While Barno may know the Grandma’s Marathon racecourse better than anyone, it was Mazuronak on the women’s side who made headlines despite this being her first time in Duluth – she finished in 2:23:52 to break the record of Kellyn Taylor from 2018.

“I feel happy,” she said after her win, talking with reporters using the occasional assistance of Google Translate. A two-time Olympian for Belarus, she now lives in the United States and says her friend encouraged her to try Grandma’s Marathon. “She said you can come here and run fast, and I guess that’s true.”

Zoey Viavattine, meanwhile, set a new event record in the non-binary division, finishing in 2:44:43 and breaking the record set by Steven Bugarin just last year.

After US Paralympians Aaron Pike, Susannah Scaroni and Jenna Fesemyer dropped out of this year’s Grandma’s Marathon wheelchair division due to forecasted rainy conditions, it might’ve been wondered who would deliver the fireworks.

Cue Luis Francisco Sanclemente and Ivonne Reyes Gomez.

Sanclemente, who was part of a four-man pack for much of the race, pushed himself clear in the race’s final miles and crossed the finish line with tears of joy streaming down his face.
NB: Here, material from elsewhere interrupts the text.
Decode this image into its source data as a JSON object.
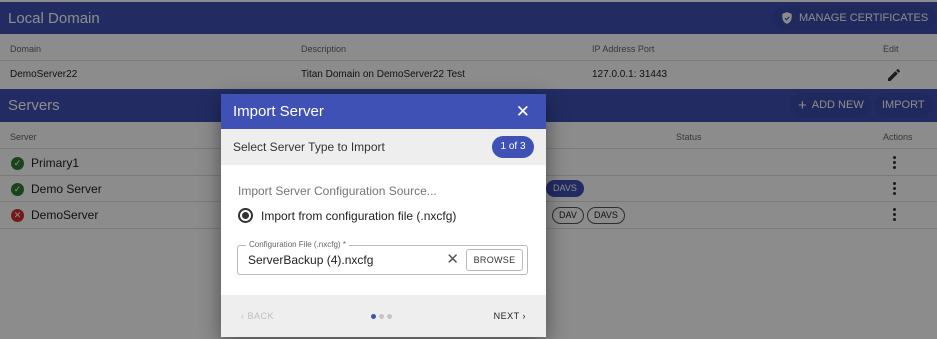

The Colombian has reached the podium twice in five previous trips to Duluth, finishing third in 2023 and 2019. This time, he wouldn’t be denied and finished with a time of 1:22:07 to earn his second win of 2024 – he had already won the Los Angeles Marathon in mid-March – and potentially a spot on his country’s Paralympic squad.

Reyes Gomez, meanwhile, becomes just the sixth woman to have multiple wheelchair titles at Grandma’s Marathon. Her time of 1:48:24 was a new personal best, beating the time she set in Duluth in 2019, and comes just months after she had finished runner-up earlier this year at the Los Angeles Marathon.

Even with several pre-race dropouts, 21 total wheelchair participants (17 men, 4 women) crossed the finish line on Saturday morning.

This was the second-largest Grandma’s Marathon – the event itself – in its 48-year history, with 7,359 total finishers (4,323 men, 3,012 women, and 20 non-binary). The only larger marathon was in 2016, when there were 7,518 finishers in Duluth.

Including each of the weekend’s three races – Grandma’s Marathon, the Garry Bjorklund Half Marathon, and the William A. Irvin 5K – the 2024 race weekend was the largest in the organization’s history, with 17,401 total finishers across the three events.